Meadows’ conduct was ‘political activity,’ Willis says in push against claim of immunity

In a separate filing, Willis said that Meadows’ attempt to move the election subversion case against him to federal court should be rejected because the conduct in question was “political activity” outside his official duties as Trump’s White House chief of staff.

“He has not shown how his participation in a RICO enterprise that conspired to overturn an election had any relationship to his official duties, much less how his participation in such an agreement was necessary for him to perform as a Chief of Staff,” Willis wrote, referring to the Georgia anti-racketeering law under which she charged Meadows, Trump and 17 other co-defendants.

The filing – which was Willis’ broader response, ahead of Monday’s hearing, to Meadows’ arguments for moving the case to federal court – is a preview of how she could fight against a similar effort by Trump, who is also expected to ask that state court proceedings be moved to federal court.

The filing also hints at the evidence Willis is assembling for Monday’s hearing, with references to House January 6 committee depositions given by top Trump White House aides who witnessed episodes involving Meadows, which Willis contends were overt acts of the alleged RICO conspiracy.
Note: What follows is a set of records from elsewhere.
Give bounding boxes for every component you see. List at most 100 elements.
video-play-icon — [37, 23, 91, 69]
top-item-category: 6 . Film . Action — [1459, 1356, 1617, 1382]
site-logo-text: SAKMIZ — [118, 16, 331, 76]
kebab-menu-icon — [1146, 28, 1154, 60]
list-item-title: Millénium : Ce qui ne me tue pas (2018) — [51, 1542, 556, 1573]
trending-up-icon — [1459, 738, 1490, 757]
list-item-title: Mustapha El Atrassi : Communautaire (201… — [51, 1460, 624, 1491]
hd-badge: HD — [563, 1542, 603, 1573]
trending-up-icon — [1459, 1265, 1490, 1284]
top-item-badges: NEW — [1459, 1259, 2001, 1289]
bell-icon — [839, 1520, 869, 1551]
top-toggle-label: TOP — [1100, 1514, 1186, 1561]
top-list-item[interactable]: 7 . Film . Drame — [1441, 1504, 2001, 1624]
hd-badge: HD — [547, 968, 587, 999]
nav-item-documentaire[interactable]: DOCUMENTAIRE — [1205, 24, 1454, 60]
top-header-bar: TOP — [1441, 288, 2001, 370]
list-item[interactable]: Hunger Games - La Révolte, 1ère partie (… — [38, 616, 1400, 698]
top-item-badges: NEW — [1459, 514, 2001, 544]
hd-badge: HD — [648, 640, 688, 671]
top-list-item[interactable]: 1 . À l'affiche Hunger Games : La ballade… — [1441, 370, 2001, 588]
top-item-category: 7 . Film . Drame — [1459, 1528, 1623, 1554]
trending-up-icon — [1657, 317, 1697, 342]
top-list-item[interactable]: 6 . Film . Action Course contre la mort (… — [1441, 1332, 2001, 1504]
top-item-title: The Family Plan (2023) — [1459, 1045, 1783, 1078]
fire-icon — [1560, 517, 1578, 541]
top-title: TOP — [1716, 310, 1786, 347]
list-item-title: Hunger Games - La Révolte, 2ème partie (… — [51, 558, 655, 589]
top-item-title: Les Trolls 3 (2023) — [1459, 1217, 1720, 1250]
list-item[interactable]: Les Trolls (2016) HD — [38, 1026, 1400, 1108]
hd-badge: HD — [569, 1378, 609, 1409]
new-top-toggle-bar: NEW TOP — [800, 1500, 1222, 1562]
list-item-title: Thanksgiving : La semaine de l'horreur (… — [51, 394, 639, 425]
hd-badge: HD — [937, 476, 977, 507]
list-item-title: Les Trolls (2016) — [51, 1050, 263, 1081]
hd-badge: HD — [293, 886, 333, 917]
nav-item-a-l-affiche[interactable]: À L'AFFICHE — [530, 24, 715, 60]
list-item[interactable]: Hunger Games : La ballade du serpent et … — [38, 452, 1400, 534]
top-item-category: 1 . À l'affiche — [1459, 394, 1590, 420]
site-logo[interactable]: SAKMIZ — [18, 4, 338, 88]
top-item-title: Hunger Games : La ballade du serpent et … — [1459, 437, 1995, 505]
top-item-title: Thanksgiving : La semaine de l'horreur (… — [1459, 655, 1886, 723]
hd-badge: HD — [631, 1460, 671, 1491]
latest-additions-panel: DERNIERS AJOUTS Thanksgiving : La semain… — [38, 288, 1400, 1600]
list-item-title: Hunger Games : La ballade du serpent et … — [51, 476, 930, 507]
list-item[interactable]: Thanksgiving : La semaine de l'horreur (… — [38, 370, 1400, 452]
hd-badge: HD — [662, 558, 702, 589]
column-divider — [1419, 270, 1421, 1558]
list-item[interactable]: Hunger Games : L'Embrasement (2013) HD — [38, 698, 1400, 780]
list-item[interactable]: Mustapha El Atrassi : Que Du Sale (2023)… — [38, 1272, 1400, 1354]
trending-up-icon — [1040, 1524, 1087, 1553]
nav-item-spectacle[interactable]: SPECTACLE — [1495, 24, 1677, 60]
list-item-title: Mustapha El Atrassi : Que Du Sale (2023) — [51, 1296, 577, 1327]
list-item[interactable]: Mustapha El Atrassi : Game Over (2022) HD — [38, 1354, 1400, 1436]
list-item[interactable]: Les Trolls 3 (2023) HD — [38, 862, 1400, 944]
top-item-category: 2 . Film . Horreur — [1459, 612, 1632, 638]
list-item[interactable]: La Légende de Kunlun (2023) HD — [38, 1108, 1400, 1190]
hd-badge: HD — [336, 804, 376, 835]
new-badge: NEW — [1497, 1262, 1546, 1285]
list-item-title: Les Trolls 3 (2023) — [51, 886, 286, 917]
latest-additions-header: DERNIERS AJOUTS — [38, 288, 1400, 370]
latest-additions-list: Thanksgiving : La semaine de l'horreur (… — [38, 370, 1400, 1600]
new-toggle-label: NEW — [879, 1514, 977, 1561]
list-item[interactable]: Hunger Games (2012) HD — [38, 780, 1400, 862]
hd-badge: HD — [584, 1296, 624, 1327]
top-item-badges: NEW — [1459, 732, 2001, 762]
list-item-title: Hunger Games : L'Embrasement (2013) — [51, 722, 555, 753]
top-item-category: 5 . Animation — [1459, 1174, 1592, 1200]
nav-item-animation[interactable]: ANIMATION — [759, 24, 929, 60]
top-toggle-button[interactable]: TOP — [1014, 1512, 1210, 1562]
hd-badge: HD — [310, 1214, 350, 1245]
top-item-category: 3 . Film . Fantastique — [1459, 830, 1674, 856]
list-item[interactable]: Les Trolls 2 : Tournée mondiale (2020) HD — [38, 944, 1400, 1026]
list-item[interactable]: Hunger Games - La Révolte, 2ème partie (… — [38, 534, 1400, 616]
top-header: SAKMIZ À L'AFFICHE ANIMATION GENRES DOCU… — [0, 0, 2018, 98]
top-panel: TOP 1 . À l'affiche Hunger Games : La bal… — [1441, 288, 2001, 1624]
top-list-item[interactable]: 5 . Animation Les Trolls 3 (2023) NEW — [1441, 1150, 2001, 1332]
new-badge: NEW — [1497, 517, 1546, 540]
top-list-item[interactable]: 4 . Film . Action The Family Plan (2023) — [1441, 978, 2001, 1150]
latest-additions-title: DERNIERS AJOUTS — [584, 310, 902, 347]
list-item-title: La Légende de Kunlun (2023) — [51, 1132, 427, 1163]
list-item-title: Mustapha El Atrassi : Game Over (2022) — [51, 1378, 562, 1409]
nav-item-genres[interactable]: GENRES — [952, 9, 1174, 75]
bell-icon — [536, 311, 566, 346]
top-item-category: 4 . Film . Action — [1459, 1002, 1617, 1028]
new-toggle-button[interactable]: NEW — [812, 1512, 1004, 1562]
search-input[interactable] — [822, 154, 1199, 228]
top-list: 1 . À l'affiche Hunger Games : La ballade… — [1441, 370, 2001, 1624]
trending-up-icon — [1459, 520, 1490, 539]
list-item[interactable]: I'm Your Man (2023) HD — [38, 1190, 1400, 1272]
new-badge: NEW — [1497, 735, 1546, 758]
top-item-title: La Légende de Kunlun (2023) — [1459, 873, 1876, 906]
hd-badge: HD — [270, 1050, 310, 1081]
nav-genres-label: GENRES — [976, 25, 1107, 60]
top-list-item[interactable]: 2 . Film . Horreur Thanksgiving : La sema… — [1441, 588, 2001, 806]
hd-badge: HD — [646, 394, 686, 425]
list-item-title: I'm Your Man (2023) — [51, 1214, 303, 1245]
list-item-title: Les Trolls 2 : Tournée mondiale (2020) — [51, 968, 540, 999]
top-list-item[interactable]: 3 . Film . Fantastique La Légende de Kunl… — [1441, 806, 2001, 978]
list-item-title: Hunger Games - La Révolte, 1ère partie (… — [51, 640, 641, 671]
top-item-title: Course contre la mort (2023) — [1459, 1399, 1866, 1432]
Her office has also issued subpoenas for testimony at Monday’s hearing to two lawyers who were present on the Trump call with Georgia Secretary of State Brad Raffensperger, which is central to the allegations Fulton County prosecutors are making against the former White House chief of staff.

District attorney calls Clark legal theories ‘unusual’
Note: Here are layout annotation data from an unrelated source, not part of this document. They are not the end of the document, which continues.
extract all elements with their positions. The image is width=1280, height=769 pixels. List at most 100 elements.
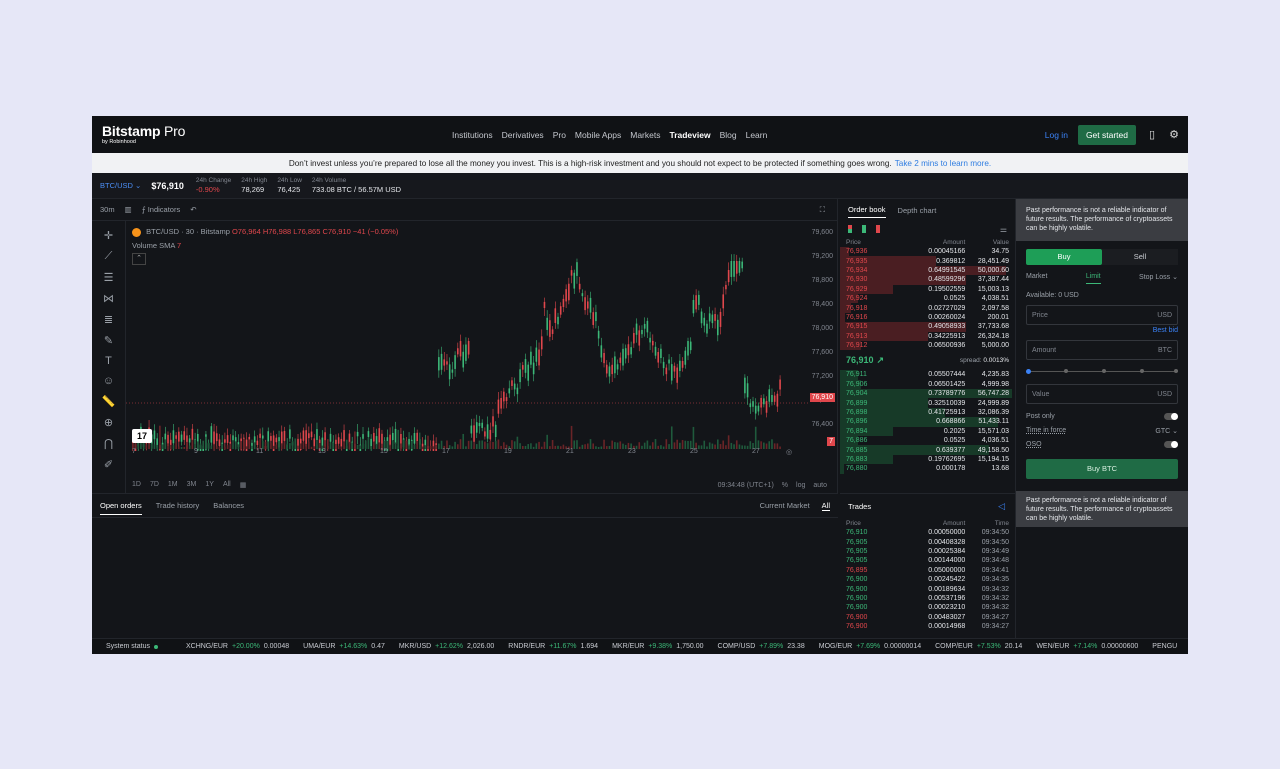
- range-7d[interactable]: 7D: [150, 481, 159, 489]
- learn-more-link[interactable]: Take 2 mins to learn more.: [895, 159, 991, 168]
- ask-row[interactable]: 76,918 0.02727029 2,097.58: [840, 303, 1015, 313]
- tab-trade-history[interactable]: Trade history: [156, 501, 200, 510]
- bid-row[interactable]: 76,880 0.000178 13.68: [840, 464, 1015, 474]
- time-in-force-select[interactable]: GTC ⌄: [1155, 427, 1178, 435]
- calendar-icon[interactable]: ▦: [240, 481, 247, 489]
- ask-row[interactable]: 76,929 0.19502559 15,003.13: [840, 284, 1015, 294]
- ticker-item[interactable]: MKR/USD +12.62% 2,026.00: [399, 643, 494, 650]
- range-1y[interactable]: 1Y: [205, 481, 214, 489]
- view-asks-icon[interactable]: [876, 225, 880, 233]
- pitchfork-icon[interactable]: ⋈: [103, 292, 114, 305]
- candle-type-icon[interactable]: ▥: [125, 205, 132, 214]
- view-bids-icon[interactable]: [862, 225, 866, 233]
- nav-link-mobile-apps[interactable]: Mobile Apps: [575, 130, 621, 140]
- ticker-item[interactable]: MKR/EUR +9.38% 1,750.00: [612, 643, 703, 650]
- best-bid-link[interactable]: Best bid: [1026, 327, 1178, 334]
- brush-icon[interactable]: ✎: [104, 334, 113, 347]
- ticker-item[interactable]: COMP/USD +7.89% 23.38: [718, 643, 805, 650]
- nav-link-blog[interactable]: Blog: [720, 130, 737, 140]
- fib-icon[interactable]: ≣: [104, 313, 113, 326]
- nav-link-learn[interactable]: Learn: [746, 130, 768, 140]
- ruler-icon[interactable]: 📏: [102, 395, 116, 408]
- ticker-item[interactable]: COMP/EUR +7.53% 20.14: [935, 643, 1022, 650]
- range-3m[interactable]: 3M: [187, 481, 197, 489]
- brand-logo[interactable]: Bitstamp Pro by Robinhood: [102, 124, 185, 146]
- amount-slider[interactable]: [1026, 369, 1178, 374]
- interval-selector[interactable]: 30m: [100, 205, 115, 214]
- log-scale-toggle[interactable]: log: [796, 482, 805, 489]
- login-link[interactable]: Log in: [1045, 130, 1068, 140]
- post-only-toggle[interactable]: [1164, 413, 1178, 420]
- collapse-legend-button[interactable]: ⌃: [132, 253, 146, 265]
- filter-current-market[interactable]: Current Market: [760, 501, 810, 511]
- crosshair-icon[interactable]: ✛: [104, 229, 113, 242]
- bid-row[interactable]: 76,886 0.0525 4,036.51: [840, 436, 1015, 446]
- settings-icon[interactable]: ⚌: [1000, 225, 1007, 234]
- fullscreen-icon[interactable]: ⛶: [820, 205, 825, 215]
- ticker-item[interactable]: RNDR/EUR +11.67% 1.694: [508, 643, 598, 650]
- bid-row[interactable]: 76,911 0.05507444 4,235.83: [840, 370, 1015, 380]
- ask-row[interactable]: 76,936 0.00045166 34.75: [840, 247, 1015, 257]
- ask-row[interactable]: 76,913 0.34225913 26,324.18: [840, 331, 1015, 341]
- ticker-item[interactable]: XCHNG/EUR +20.00% 0.00048: [186, 643, 289, 650]
- nav-link-derivatives[interactable]: Derivatives: [502, 130, 544, 140]
- tab-stop-loss[interactable]: Stop Loss ⌄: [1139, 273, 1178, 284]
- ask-row[interactable]: 76,930 0.48599296 37,387.44: [840, 275, 1015, 285]
- bid-row[interactable]: 76,898 0.41725913 32,086.39: [840, 407, 1015, 418]
- range-all[interactable]: All: [223, 481, 231, 489]
- tab-depth-chart[interactable]: Depth chart: [898, 206, 937, 215]
- ask-row[interactable]: 76,915 0.49058933 37,733.68: [840, 322, 1015, 332]
- ticker-item[interactable]: WEN/EUR +7.14% 0.00000600: [1036, 643, 1138, 650]
- bid-row[interactable]: 76,883 0.19762695 15,194.15: [840, 454, 1015, 465]
- emoji-icon[interactable]: ☺: [103, 375, 114, 387]
- zoom-icon[interactable]: ⊕: [104, 416, 113, 429]
- bid-row[interactable]: 76,894 0.2025 15,571.03: [840, 426, 1015, 437]
- ask-row[interactable]: 76,916 0.00260024 200.01: [840, 312, 1015, 323]
- range-1d[interactable]: 1D: [132, 481, 141, 489]
- nav-link-pro[interactable]: Pro: [553, 130, 566, 140]
- mobile-icon[interactable]: ▯: [1146, 129, 1158, 141]
- pair-selector[interactable]: BTC/USD ⌄: [100, 181, 141, 190]
- ticker-item[interactable]: UMA/EUR +14.63% 0.47: [303, 643, 385, 650]
- ask-row[interactable]: 76,934 0.64991545 50,000.60: [840, 265, 1015, 276]
- bid-row[interactable]: 76,896 0.668866 51,433.11: [840, 417, 1015, 427]
- tab-market[interactable]: Market: [1026, 273, 1047, 284]
- range-1m[interactable]: 1M: [168, 481, 178, 489]
- nav-link-institutions[interactable]: Institutions: [452, 130, 493, 140]
- text-icon[interactable]: T: [105, 355, 112, 367]
- collapse-panel-icon[interactable]: ◁: [998, 501, 1005, 512]
- value-field[interactable]: Value USD: [1026, 384, 1178, 404]
- ask-row[interactable]: 76,912 0.06500936 5,000.00: [840, 340, 1015, 351]
- nav-link-markets[interactable]: Markets: [630, 130, 660, 140]
- settings-sliders-icon[interactable]: ⚙: [1168, 129, 1180, 141]
- tradingview-logo[interactable]: 17: [132, 429, 152, 443]
- ticker-item[interactable]: MOG/EUR +7.69% 0.00000014: [819, 643, 921, 650]
- goto-realtime-icon[interactable]: ◎: [786, 448, 792, 456]
- bid-row[interactable]: 76,904 0.73789776 56,747.28: [840, 389, 1015, 399]
- lock-drawing-icon[interactable]: ✐: [104, 458, 113, 471]
- tab-balances[interactable]: Balances: [213, 501, 244, 510]
- filter-all[interactable]: All: [821, 501, 830, 511]
- bid-row[interactable]: 76,885 0.639377 49,158.50: [840, 445, 1015, 455]
- buy-btc-button[interactable]: Buy BTC: [1026, 459, 1178, 479]
- tab-limit[interactable]: Limit: [1085, 273, 1101, 284]
- amount-field[interactable]: Amount BTC: [1026, 340, 1178, 360]
- bid-row[interactable]: 76,899 0.32510039 24,999.89: [840, 398, 1015, 408]
- get-started-button[interactable]: Get started: [1077, 124, 1136, 145]
- horizontal-lines-icon[interactable]: ☰: [104, 271, 114, 284]
- candlestick-chart[interactable]: [126, 221, 808, 451]
- ask-row[interactable]: 76,924 0.0525 4,038.51: [840, 293, 1015, 304]
- undo-icon[interactable]: ↶: [190, 205, 196, 214]
- view-both-icon[interactable]: [848, 225, 852, 233]
- auto-scale-toggle[interactable]: auto: [813, 482, 827, 489]
- nav-link-tradeview[interactable]: Tradeview: [669, 130, 710, 140]
- percent-scale-toggle[interactable]: %: [782, 482, 788, 489]
- price-field[interactable]: Price USD: [1026, 305, 1178, 325]
- trend-line-icon[interactable]: ⟋: [105, 250, 113, 263]
- tab-order-book[interactable]: Order book: [848, 205, 886, 218]
- sell-tab[interactable]: Sell: [1102, 249, 1178, 265]
- bid-row[interactable]: 76,906 0.06501425 4,999.98: [840, 379, 1015, 390]
- ticker-item[interactable]: PENGU: [1152, 643, 1185, 650]
- oso-toggle[interactable]: [1164, 441, 1178, 448]
- ask-row[interactable]: 76,935 0.369812 28,451.49: [840, 256, 1015, 266]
Willis took several swipes at the legal claims Clark is pushing, telling the federal court that “the theory the defendant advances could charitably be characterized as unusual.”

Clark’s bid to move her case to federal court is more broadly framed than Meadows,’ and Clark argues that the federal court should follow the rules of federal removal in civil proceedings. Such rulings would require state court proceedings for entire case – for all the defendants – to automatically be paused and moved to federal court, Clark argued in court filings earlier this week.

“Because any urgency in the defendant’s situation is entirely attributable to his own delay, he should not be rewarded with a stay that deprives the state of the opportunity to first oppose removal of his criminal case,” Willis wrote.

Willis pushed back on his claim that the special purpose grand jury prosecutors used to investigate the election subversion was a civil entity, therefore triggering the civil rules. She submitted to the federal court a state court ruling during those proceedings that described the special grand jury as criminal in nature.

“The pending indictment against defendant is exclusively criminal,” she wrote.

“As inconvenient as modern air travel can admittedly be, whatever nuisance involved in the defendant securing a flight to Atlanta within the window provided is self-evidently insufficient justification to invoke this court’s authority to enjoin a state felony criminal prosecution,” Willis continued.

This headline and story have been updated with additional developments.